We do not invest in any of the fourth type stocks, and we mostly invest in stocks that satisfy the first, second, and third simultaneously. However, we may keep some stocks that only satisfy the first category if they are really good, as Nvidia has been. We then put a risk management overlay, which is again based on mathematical models and artificial intelligence, to determine the right time to use derivatives to hedge risk and the right amount to use.
Q: It still sounds difficult to understand. How will retail and pension investors want that?
FD: That is where my educator role comes into play. Our website is being updated with several informative blogs and videos to explain what we do and why joining our investment opportunity is a good idea. I need to have a good D2C platform to inform the customers about the good things about the new product offering. However, as for any new product that someone brings to the market, there is resistance first, and then after the resistance is overcome, if the product is good, the product becomes viral. Let me give you one example: there was a lot of resistance to Airbnb initially, and look how far they have gone.

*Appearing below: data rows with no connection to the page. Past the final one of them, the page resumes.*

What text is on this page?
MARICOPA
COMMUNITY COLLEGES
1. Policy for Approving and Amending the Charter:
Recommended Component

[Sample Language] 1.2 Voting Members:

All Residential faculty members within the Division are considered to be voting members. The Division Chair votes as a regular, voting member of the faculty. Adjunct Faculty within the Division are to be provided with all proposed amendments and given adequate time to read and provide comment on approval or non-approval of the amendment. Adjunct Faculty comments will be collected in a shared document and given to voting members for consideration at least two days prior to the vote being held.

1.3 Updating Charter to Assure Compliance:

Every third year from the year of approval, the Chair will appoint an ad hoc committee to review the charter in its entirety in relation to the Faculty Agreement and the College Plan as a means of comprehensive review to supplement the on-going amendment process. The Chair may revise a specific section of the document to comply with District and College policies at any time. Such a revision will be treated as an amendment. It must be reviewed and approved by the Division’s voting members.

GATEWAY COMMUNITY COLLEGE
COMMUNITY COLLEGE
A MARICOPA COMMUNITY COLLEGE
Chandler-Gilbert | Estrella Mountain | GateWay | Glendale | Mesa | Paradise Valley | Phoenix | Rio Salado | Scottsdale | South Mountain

Q: Some might consider it unrealistic to equate Airbnb with traditional investments, as the financial dynamics differ.
FD: The Airbnb comparison is not as off as it may sound. Money requires the investor to trust you—the same level of trust required to get a stranger into your house to sleep in the same house your children are sleeping in.
The market for Airbnb was everyone who had a spare room that they wanted to rent to a stranger for one night. In 2008, that market was almost non-existent. But then, when people understood that the product was not bad, the market became huge—the same thing with Stalwart Holdings ETNs. The market may look small now because people do not understand the product. But once they understand and like it, there is a £2.25 trillion market for retail investments in the UK and a $37.8 trillion market for pension investments in the US.
Q: Most people prefer to shop where they can access a wide range of products and manage everything in one place. Since you offer a specialized product, you might miss out on potential clients if this preference is not addressed.
FD: This is a very good point, and we have addressed it. We are already available for investment through a leading SIPP and SSAS platform in the UK, so if people want to hold their Stalwart Holdings investment in the same place as their other investments, they can use that platform. Moreover, given our experience adding our ETN to one platform, we are pretty sure we can add it to any other platform if there is client demand.
Q: Is Stalwart Holdings a fintech or a hedge fund?
FD: We are a fintech that developed a robo-advisory solution for investment management. Our flagship product is our ETN, which is listed on the Vienna Stock Exchange and competes with equity long-short hedge funds. We can also implement trade copying into separately managed accounts for larger investors who want to copy the portfolio of our ETN into their own accounts without having to buy the ETN. So, we are more than a hedge fund.
Q: What final advice do you want to share?
FD: Never give up if you have a vision and goal. There will be failures in the process, and you need to use these failures as learning opportunities. Refine your goals and methods and try again, doing one step at a time. But also, you must know where you want to go and clearly know the steps required to reach your destination. If you do not know this information, your first step should be ensuring you find it.